Most of the time, she alleges, the family would speak to her in ­Arabic, ordering her to do chores from early morning to midnight after they went to bed.

The work was relentless, and on one occasion she recalls being “so tired I went up to the second floor of the house to rest”.

“Zahra asked me to do some washing but I told her I had just got upstairs and could I do it in 30 minutes?” she says.

“Abu Omar heard what I said and came upstairs and pulled me down by the hair. He beat me and told me I have to do whatever I am told.”

Eighteen months after the ­family bought her, Nareen was back on the slave market and sold to a Nigerian fighter, she says.

It was only when the ISIS caliphate in northeast Syria fell in 2019 that she was freed, but it would take years before she would have the chance to tell her story to Australian authorities.

She did so in 2023 to an AFP ­officer who has kept in touch as the agency methodically gathered the evidence it now hopes will lead to Australia’s first ever crimes against humanity prosecution.

AFP assistant commissioner Stephen Nutt. Picture: Martin Ollman

AFP assistant commissioner Stephen Nutt. Picture: Martin Ollman

While legal experts have warned that the evidentiary bar for a conviction will be very high, AFP assistant commissioner Stephen Nutt said on Thursday night he believed they had enough evidence to meet that threshold.

A second Yazidi woman, a key witness in the case who has also given extensive testimony to the AFP, told the ABC in 2023 she was brought to the home of Ahmad, whom she too knew as “Abu Omar”, when she was 13 for a three-day trial.

“If they liked my work, they were going to buy me,” the second woman said.
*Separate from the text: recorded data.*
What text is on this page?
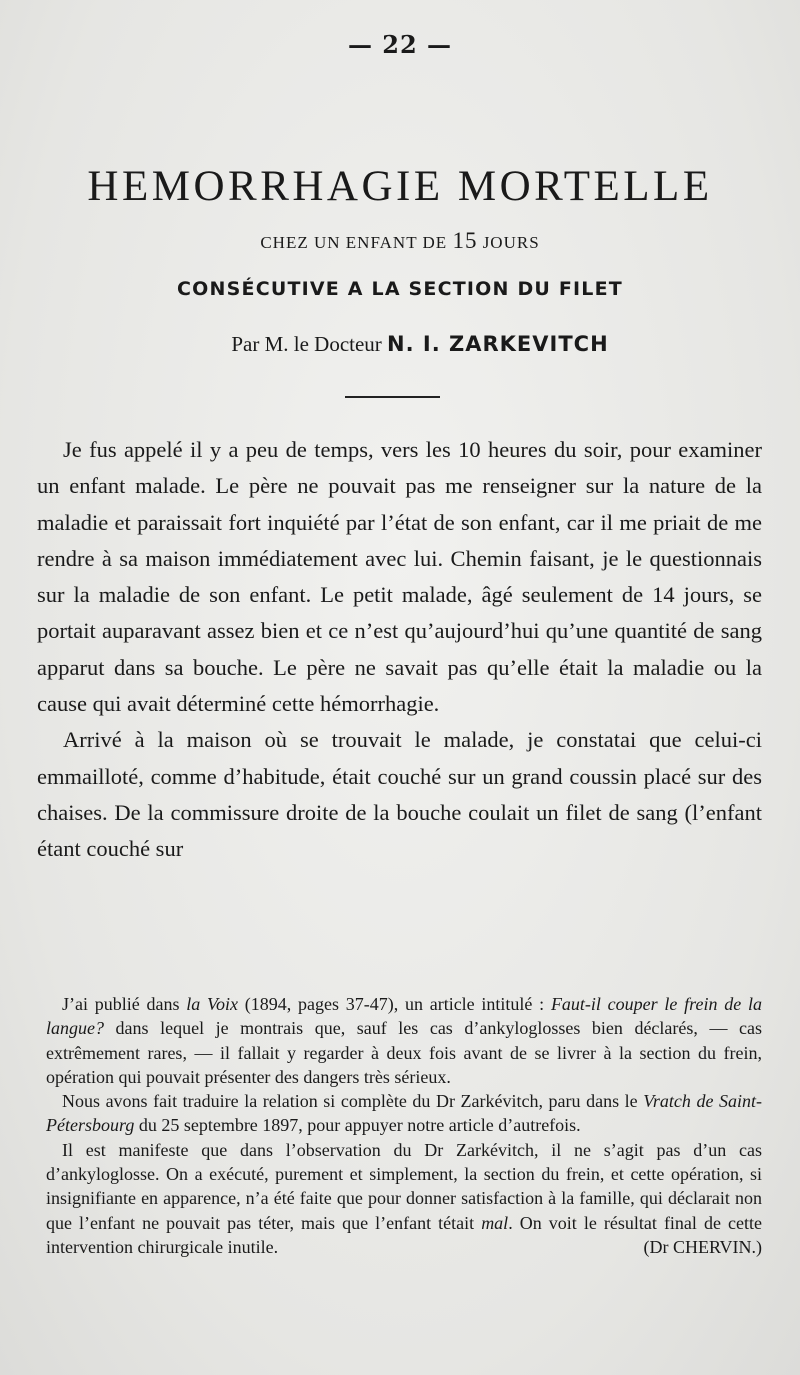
— 22 —
HEMORRHAGIE MORTELLE
CHEZ UN ENFANT DE 15 JOURS
CONSÉCUTIVE A LA SECTION DU FILET
Par M. le Docteur N. I. ZARKEVITCH

Je fus appelé il y a peu de temps, vers les 10 heures du soir, pour examiner un enfant malade. Le père ne pouvait pas me renseigner sur la nature de la maladie et paraissait fort inquiété par l’état de son enfant, car il me priait de me rendre à sa maison immédiatement avec lui. Chemin faisant, je le questionnais sur la maladie de son enfant. Le petit malade, âgé seulement de 14 jours, se portait auparavant assez bien et ce n’est qu’aujourd’hui qu’une quantité de sang apparut dans sa bouche. Le père ne savait pas qu’elle était la maladie ou la cause qui avait déterminé cette hémorrhagie.

Arrivé à la maison où se trouvait le malade, je constatai que celui-ci emmailloté, comme d’habitude, était couché sur un grand coussin placé sur des chaises. De la commissure droite de la bouche coulait un filet de sang (l’enfant étant couché sur

J’ai publié dans la Voix (1894, pages 37-47), un article intitulé : Faut-il couper le frein de la langue? dans lequel je montrais que, sauf les cas d’ankyloglosses bien déclarés, — cas extrêmement rares, — il fallait y regarder à deux fois avant de se livrer à la section du frein, opération qui pouvait présenter des dangers très sérieux.

Nous avons fait traduire la relation si complète du Dr Zarkévitch, paru dans le Vratch de Saint-Pétersbourg du 25 septembre 1897, pour appuyer notre article d’autrefois.

Il est manifeste que dans l’observation du Dr Zarkévitch, il ne s’agit pas d’un cas d’ankyloglosse. On a exécuté, purement et simplement, la section du frein, et cette opération, si insignifiante en apparence, n’a été faite que pour donner satisfaction à la famille, qui déclarait non que l’enfant ne pouvait pas téter, mais que l’enfant tétait mal. On voit le résultat final de cette intervention chirurgicale inutile.	(Dr CHERVIN.)
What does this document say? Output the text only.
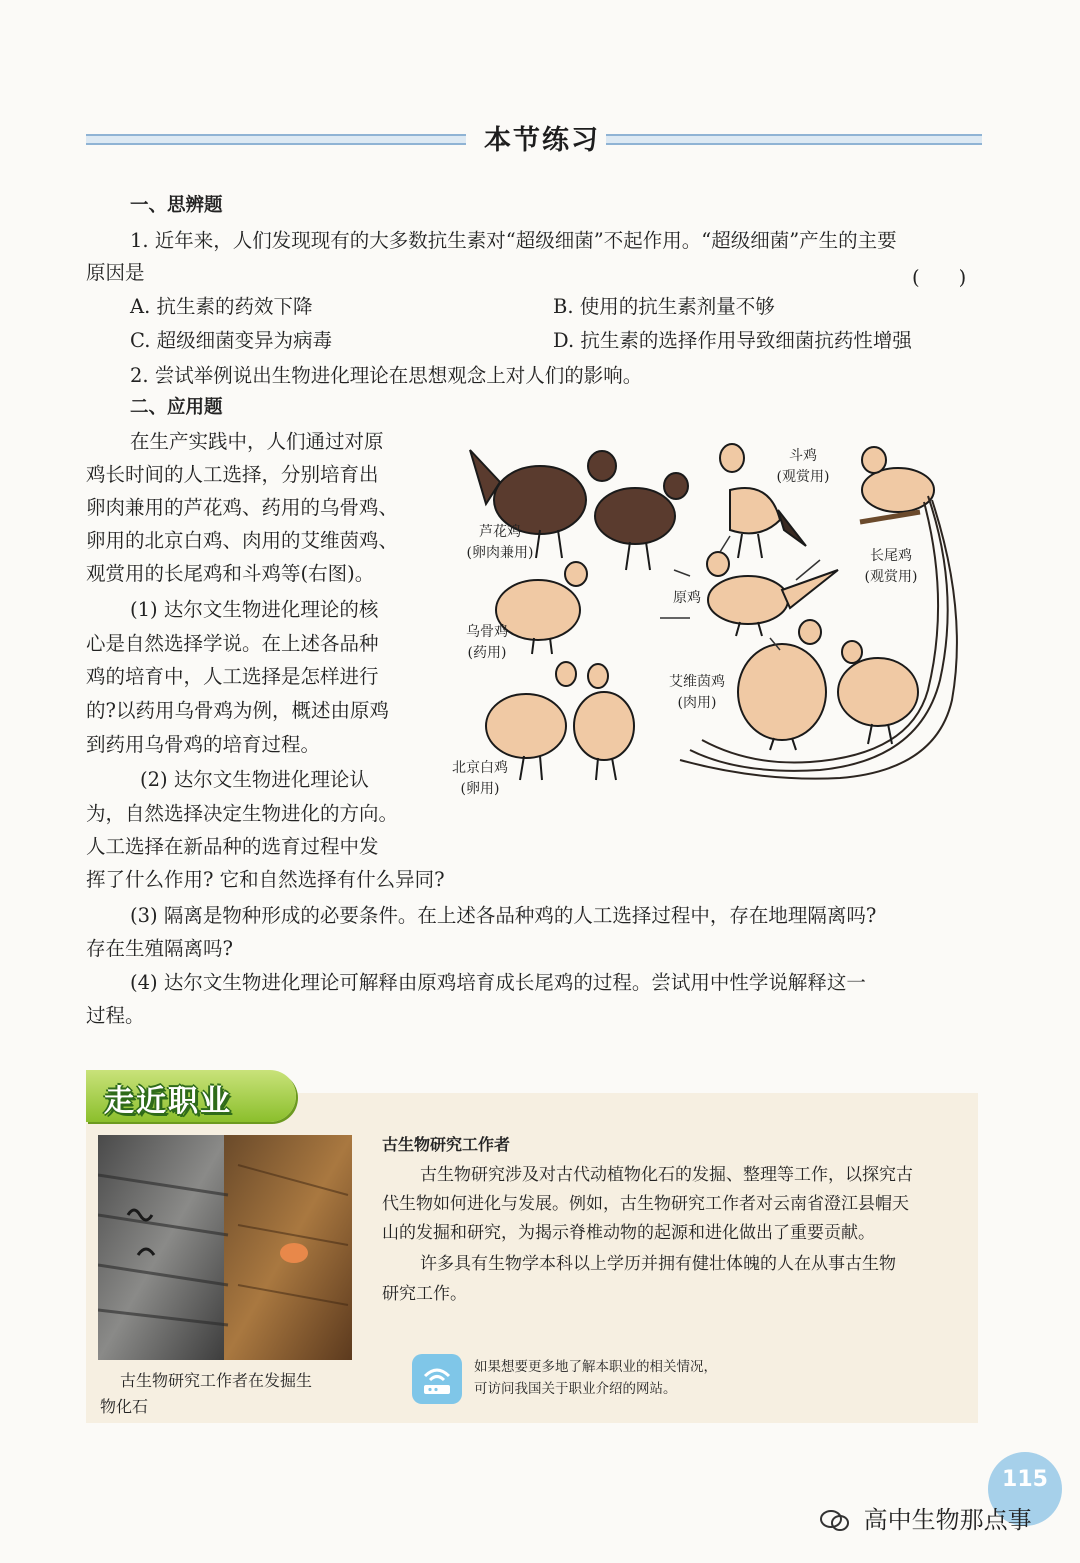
本节练习
一、思辨题
1. 近年来，人们发现现有的大多数抗生素对“超级细菌”不起作用。“超级细菌”产生的主要
原因是	(　　)
A. 抗生素的药效下降	B. 使用的抗生素剂量不够
C. 超级细菌变异为病毒	D. 抗生素的选择作用导致细菌抗药性增强
2. 尝试举例说出生物进化理论在思想观念上对人们的影响。
二、应用题
在生产实践中，人们通过对原
鸡长时间的人工选择，分别培育出
卵肉兼用的芦花鸡、药用的乌骨鸡、
卵用的北京白鸡、肉用的艾维茵鸡、
观赏用的长尾鸡和斗鸡等(右图)。
(1) 达尔文生物进化理论的核
心是自然选择学说。在上述各品种
鸡的培育中，人工选择是怎样进行
的?以药用乌骨鸡为例，概述由原鸡
到药用乌骨鸡的培育过程。
(2) 达尔文生物进化理论认
为，自然选择决定生物进化的方向。
人工选择在新品种的选育过程中发
挥了什么作用? 它和自然选择有什么异同?
(3) 隔离是物种形成的必要条件。在上述各品种鸡的人工选择过程中，存在地理隔离吗?
存在生殖隔离吗?
(4) 达尔文生物进化理论可解释由原鸡培育成长尾鸡的过程。尝试用中性学说解释这一
过程。
斗鸡
(观赏用)
芦花鸡
(卵肉兼用)	长尾鸡
(观赏用)
原鸡
乌骨鸡
(药用)
艾维茵鸡
(肉用)
北京白鸡
(卵用)
走近职业
古生物研究工作者在发掘生
物化石
古生物研究工作者
古生物研究涉及对古代动植物化石的发掘、整理等工作，以探究古
代生物如何进化与发展。例如，古生物研究工作者对云南省澄江县帽天
山的发掘和研究，为揭示脊椎动物的起源和进化做出了重要贡献。
许多具有生物学本科以上学历并拥有健壮体魄的人在从事古生物
研究工作。
如果想要更多地了解本职业的相关情况，
可访问我国关于职业介绍的网站。
115
高中生物那点事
They didn’t. She forgot to do the dishes and was locked in a room for 12 hours without food and finally returned to her former ISIS captor.

“I was their slave and they could do whatever they wanted to me,” she said. ”My life was controlled by them. It felt like my existence did not matter.”

Both women say they are willing to testify against Kawsar and her daughter, believed to be ­Zeinab, who now face potential maximum jail terms of up to 100 years and 50 years respectively for their alleged roles in one of ­humanity’s most enduring and egregious crimes.